ただし「相続の開始時点で相続人である子供が亡くなって孫が代襲相続をすることになった」「被相続人に離婚した前妻との子供がいる」などのケースでは、書き方が異なります。
相続関係説明図の記載方法で悩んだ時は、法務局の「主な法定相続情報一覧図の様式及び記載例」を参考にするとよいでしょう。相続関係説明図と法定相続情報一覧図の書き方は基本的に同じであるため、法務局の様式や記載例を参考に作成できます。
相続関係説明図のお役立ち情報
最後に、相続関係説明図の作成をする前に知っておくと役立つ情報をご紹介します。
ツールやテンプレートを使えば簡単に作成できる
相続関係説明図を作成する手間を省きたいのであれば、ソフトやツールを利用するとよいでしょう。相続関係説明図を作成できるソフト・ツールの例は、以下のとおりです。
・そうぞく工房(日清測量株式会社)
・PM相関(株式会社プロデュースメディア)
そうぞく工房は、フリー版であれば無料で利用できます。作成可能図面数や用紙設定などに制限はありますが、使用制限はなく印刷時に試用版の文字が入ることもありません。
PM相関は有料のソフトですが、7日間であればすべての機能を無料で利用できます。一覧入力画面で、氏名や続柄を入力するだけで自動的にツリー形状の相関図ができるため、相続関係が複雑である場合の相続関係説明図も作成しやすいです。

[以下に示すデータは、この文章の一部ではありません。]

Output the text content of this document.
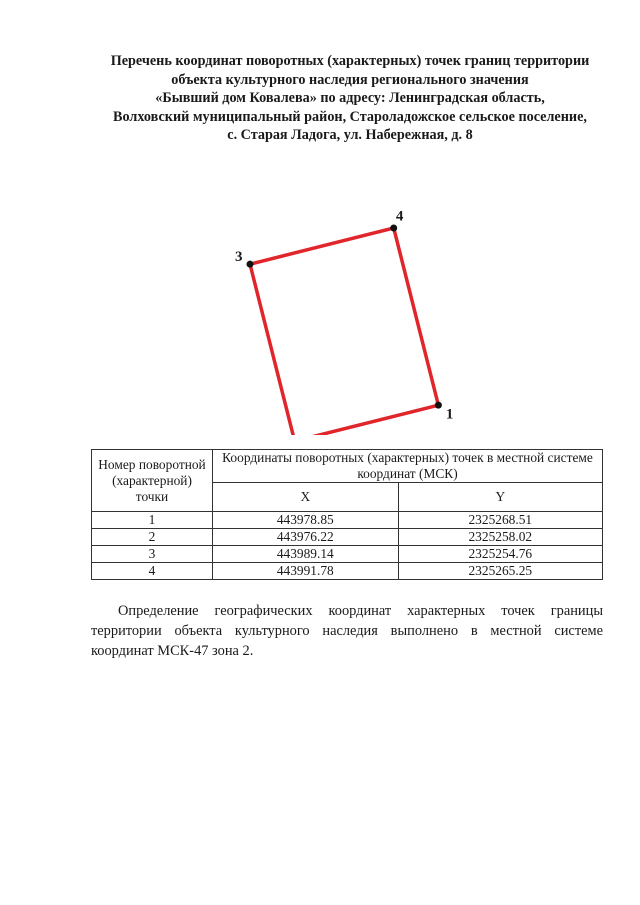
Перечень координат поворотных (характерных) точек границ территории
объекта культурного наследия регионального значения
«Бывший дом Ковалева» по адресу: Ленинградская область,
Волховский муниципальный район, Староладожское сельское поселение,
с. Старая Ладога, ул. Набережная, д. 8
1
3
4
Номер поворотной (характерной) точки	Координаты поворотных (характерных) точек в местной системе координат (МСК)	
	X	Y
1	443978.85	2325268.51
2	443976.22	2325258.02
3	443989.14	2325254.76
4	443991.78	2325265.25
Определение географических координат характерных точек границы территории объекта культурного наследия выполнено в местной системе координат МСК-47 зона 2.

また、インターネットで相続関係説明図のテンプレートを取得する方法もあります。テンプレートによっては、住所や名前などを入力するだけで、相続関係説明図を作成することも可能です。
専門家に依頼することもできる
「相続関係説明図を作成する時間が取れない」「相続関係説明図を正確に作成する自信がない」という方は、司法書士や弁護士などに作成してもらうとよいでしょう。
特に司法書士であれば、相続関係説明図を代わりに作成してもらえるだけでなく、不動産の相続登記も代行してもらえます。
相続登記は、申請書の記載項目や必要書類が細かく定められているため、法律や不動産の知識がないと正確な申請は困難です。相続登記の手続きをスムーズに終えたいのであれば、相続関係説明図の作成とあわせて司法書士に依頼をするとよいでしょう。
相続関係説明図の作成や相続時の手続きなどを専門家に依頼する時は、費用がかかります。依頼をする専門家や地域、依頼内容などで費用は異なるため、事前に見積もりを取り寄せて依頼先を選ぶとよいでしょう。
生前に作成しておくと安心
財産を残す人が、生前に相続関係説明図の作成をある程度進めていれば、相続人の負担を軽減できるでしょう。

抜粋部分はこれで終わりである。